La Méditerranée est l'endroit le plus meurtrier au monde pour les migrants. "On sait que c'est très dangereux, mais en Somalie, les Shebabs te coupent la gorge", raconte un jeune migrant, en mimant un égorgement avec le pouce. Lui et ses deux compagnons ont payé 1 900 dollars pour monter dans un bateau. Cinq personnes sont mortes à bord, quand une bonbonne de gaz pour cuisiner a explosé. Un autre s'est noyé.

Beaucoup de pêcheurs ont déjà croisé des migrants en haute mer, selon Antonio, qui pêche pour son plaisir. Lui en a trouvé trois à bord d'un canot pneumatique. Ils appelaient à l'aide, leur embarcation s'apprêtait à couler. Il les a débarqués dans un recoin de l'île de Lampedusa, pour ne pas être repéré. Il dit que, sinon, il aurait dû aller au tribunal pour expliquer sa démarche.

Il arrive que des pêcheurs prennent des corps dans leurs filets. "S'ils sont courageux, ils les remontent pour les amener à terre. D'autres les rejettent", ajoute Antonio. "Nous, on n'aime pas ça. On les aide, mais le gouvernement ne fait rien. Et puis certains habitants ont peur" pour leur sécurité, dit le pêcheur.

Inquiétudes pour le tourisme

Surtout, certains îliens s'inquiètent des conséquences sur le tourisme. "Depuis 2011, c'est plus difficile", estime Pietro D'Ippolito, qui tient un restaurant. En 1986, Kadhafi avait soudainement attiré l'attention sur l'île, en envoyant des missiles Scud dans sa direction. Lampedusa était devenue un nom sur la carte du tourisme. Vingt-cinq ans plus tard, l'arrivée des milliers de migrants tunisiens qui ont saisi l'occasion de s'exiler a eu des conséquences notables sur l'économie locale. "Il y avait 11 000 migrants pour 5 000 habitants", se souvient le restaurateur. "Les touristes ne pouvaient plus venir en vacances." Depuis, le tourisme est fragile sur l'île, selon lui. "Le touriste cherche la tranquillité, le calme. S'il pense qu'il n'y en plus, il ne vient pas."
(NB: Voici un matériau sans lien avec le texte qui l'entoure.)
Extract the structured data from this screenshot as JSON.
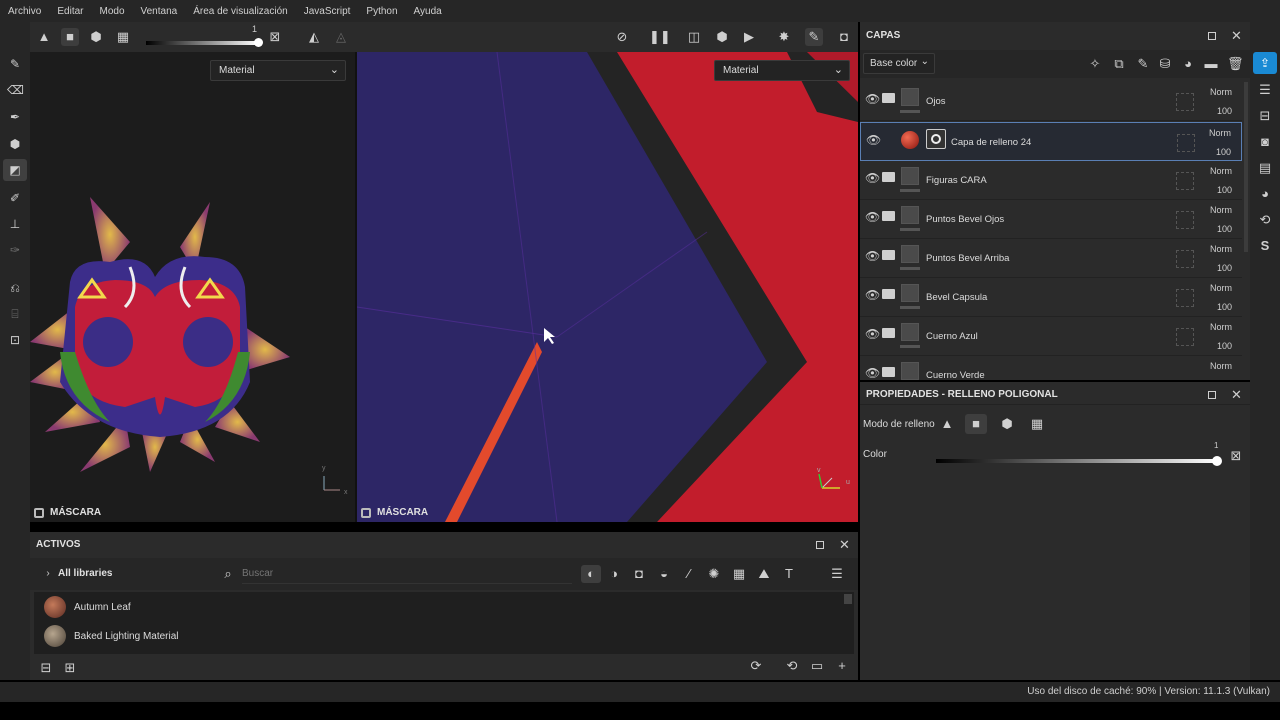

Pietro D'Ippolito, ici le 22 avril 2015, tient un restaurant à Lampedusa depuis les années 1990. (GAEL COGNE / FRANCETV INFO)
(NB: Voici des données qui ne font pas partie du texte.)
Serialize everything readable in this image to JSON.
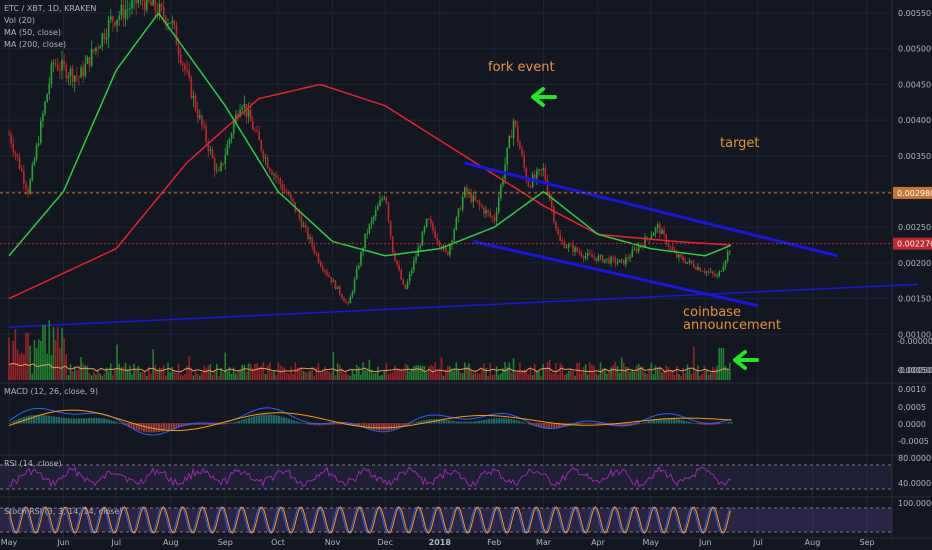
{
  "symbol_title": "ETC / XBT, 1D, KRAKEN",
  "overlays": [
    "Vol (20)",
    "MA (50, close)",
    "MA (200, close)"
  ],
  "colors": {
    "bg": "#131722",
    "grid": "#1f2433",
    "up": "#26a633",
    "down": "#c2282b",
    "ma50": "#2ecc40",
    "ma200": "#e8222e",
    "channel": "#1717e0",
    "annotation": "#e8913a",
    "arrow": "#22e822",
    "axis_text": "#b2b5be",
    "price_badge_target": "#c5752f",
    "price_badge_current": "#c0282d"
  },
  "price_axis_labels": [
    "0.00550",
    "0.00500",
    "0.00450",
    "0.00400",
    "0.00350",
    "0.00300",
    "0.00250",
    "0.00200",
    "0.00150",
    "0.00100",
    "0.00050"
  ],
  "price_badges": {
    "target": "0.002980",
    "current": "0.002270"
  },
  "volume_axis_labels": [
    "-0.00000",
    "-0.00050"
  ],
  "macd": {
    "label": "MACD (12, 26, close, 9)",
    "axis": [
      "0.0010",
      "0.0005",
      "0.0000",
      "-0.0005"
    ]
  },
  "rsi": {
    "label": "RSI (14, close)",
    "axis": [
      "80.0000",
      "40.0000"
    ]
  },
  "stoch": {
    "label": "Stoch RSI (3, 3, 14, 14, close)",
    "axis": [
      "100.0000"
    ]
  },
  "time_axis": [
    "May",
    "Jun",
    "Jul",
    "Aug",
    "Sep",
    "Oct",
    "Nov",
    "Dec",
    "2018",
    "Feb",
    "Mar",
    "Apr",
    "May",
    "Jun",
    "Jul",
    "Aug",
    "Sep"
  ],
  "annotations": {
    "fork": "fork event",
    "target": "target",
    "coinbase_1": "coinbase",
    "coinbase_2": "announcement"
  },
  "chart_data": {
    "type": "candlestick",
    "title": "ETC / XBT, 1D, KRAKEN",
    "ylim": [
      0.0005,
      0.0057
    ],
    "target_level": 0.00298,
    "current_level": 0.00227,
    "price_path": [
      [
        "2017-05-01",
        0.0038
      ],
      [
        "2017-05-12",
        0.003
      ],
      [
        "2017-05-26",
        0.0048
      ],
      [
        "2017-06-10",
        0.0046
      ],
      [
        "2017-06-28",
        0.0054
      ],
      [
        "2017-07-15",
        0.0057
      ],
      [
        "2017-08-01",
        0.0054
      ],
      [
        "2017-08-15",
        0.0042
      ],
      [
        "2017-08-28",
        0.0032
      ],
      [
        "2017-09-10",
        0.0043
      ],
      [
        "2017-09-25",
        0.0034
      ],
      [
        "2017-10-10",
        0.0028
      ],
      [
        "2017-10-25",
        0.002
      ],
      [
        "2017-11-10",
        0.0014
      ],
      [
        "2017-11-20",
        0.0024
      ],
      [
        "2017-12-01",
        0.003
      ],
      [
        "2017-12-05",
        0.0022
      ],
      [
        "2017-12-12",
        0.0016
      ],
      [
        "2017-12-25",
        0.0026
      ],
      [
        "2018-01-05",
        0.0021
      ],
      [
        "2018-01-15",
        0.003
      ],
      [
        "2018-02-01",
        0.0026
      ],
      [
        "2018-02-12",
        0.004
      ],
      [
        "2018-02-20",
        0.0031
      ],
      [
        "2018-03-01",
        0.0033
      ],
      [
        "2018-03-10",
        0.0023
      ],
      [
        "2018-03-25",
        0.0021
      ],
      [
        "2018-04-15",
        0.002
      ],
      [
        "2018-05-05",
        0.0025
      ],
      [
        "2018-05-15",
        0.0021
      ],
      [
        "2018-06-08",
        0.0018
      ],
      [
        "2018-06-16",
        0.00227
      ]
    ],
    "ma50_path": [
      [
        "2017-05-01",
        0.0021
      ],
      [
        "2017-06-01",
        0.003
      ],
      [
        "2017-07-01",
        0.0047
      ],
      [
        "2017-07-25",
        0.0055
      ],
      [
        "2017-09-01",
        0.0042
      ],
      [
        "2017-10-01",
        0.003
      ],
      [
        "2017-11-01",
        0.0023
      ],
      [
        "2017-12-01",
        0.0021
      ],
      [
        "2018-01-01",
        0.0022
      ],
      [
        "2018-02-01",
        0.0025
      ],
      [
        "2018-03-01",
        0.003
      ],
      [
        "2018-04-01",
        0.0024
      ],
      [
        "2018-05-01",
        0.0022
      ],
      [
        "2018-06-01",
        0.0021
      ],
      [
        "2018-06-16",
        0.00225
      ]
    ],
    "ma200_path": [
      [
        "2017-05-01",
        0.0015
      ],
      [
        "2017-07-01",
        0.0022
      ],
      [
        "2017-08-10",
        0.0034
      ],
      [
        "2017-09-20",
        0.0043
      ],
      [
        "2017-10-25",
        0.0045
      ],
      [
        "2017-12-01",
        0.0042
      ],
      [
        "2018-01-15",
        0.0035
      ],
      [
        "2018-03-01",
        0.0028
      ],
      [
        "2018-04-01",
        0.0024
      ],
      [
        "2018-05-15",
        0.0023
      ],
      [
        "2018-06-16",
        0.00225
      ]
    ],
    "trendlines": [
      {
        "name": "support",
        "from": [
          "2017-05-01",
          0.0011
        ],
        "to": [
          "2018-09-30",
          0.0017
        ]
      },
      {
        "name": "channel-upper",
        "from": [
          "2018-01-15",
          0.0034
        ],
        "to": [
          "2018-08-15",
          0.0021
        ]
      },
      {
        "name": "channel-lower",
        "from": [
          "2018-01-20",
          0.0023
        ],
        "to": [
          "2018-07-01",
          0.0014
        ]
      }
    ]
  }
}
Paola La Rosa, qui gère un bed and breakfast, tempère. Certes, 2011 n'a pas été une bonne année, mais "le tourisme augmente régulièrement, même depuis que les migrants sont sur l'île". Elle remarque d'ailleurs qu'elle accueille des Finlandais, des Slovènes, des Américains, et qu'il n'est pas rare qu'ils aient découvert l'île dans les journaux télévisés. "Lampedusa fait aujourd'hui partie des îles les plus connues au monde."

"On créé l'image de l'invasion"

En revanche, tous les Lampédusiens se retrouvent quand il s'agit de dénoncer l'inaction des responsables politiques, voire la récupération des drames vécus par les candidats à l'exil. Giacomo Sferlazzo, du collectif Askavusa, juge que les migrants ont été volontairement retenus sur son île en 2011. "Presque 60 000 personnes sont passées par Lampedusa, cette année-là. Si on les avait transférées vers d'autres zones d'Europe, cela aurait été une goutte d'eau, on ne s'en serait même pas aperçu. Mais, en les maintenant ici, on crée l'image de l'invasion sur laquelle vont titrer tous les médias".

Giacomo Sferlazzo, du collectif Askavusa, le 22 avril 2015, à Lampedusa. (GAEL COGNE / FRANCETV INFO)

Pour le militant, cette situation a notamment entretenu la corruption quand d'importants fonds ont été alloués dans l'urgence pour signer des contrats de gré à gré, mais elle a aussi permis de débloquer des budgets pour l'agence européenne pour la gestion des frontières européennes, Frontex. Enfin, des responsables politiques anti-immigration s'en sont servis pour leur "propagande politique", dénonce-t-il, citant Marine Le Pen (FN), qui s'est déplacée dans l'île, ou encore le responsable de la Ligue du Nord, Roberto Maroni.

Le collectif est en train de retaper un local. Il va ouvrir un musée consacré aux objets trouvés des migrants, collectés dans les épaves abandonnées. Il y a des Bibles, des Corans, des lettres relatant les périples… Des objets voués à être détruits, mais qui ont "un intérêt historique énorme", estime Giacomo Sferlazzo. Aujourd'hui, le collectif se bat contre la multiplication des radars, perçus comme une "militarisation" de l'île. Une manifestation est prévue le 1er mai.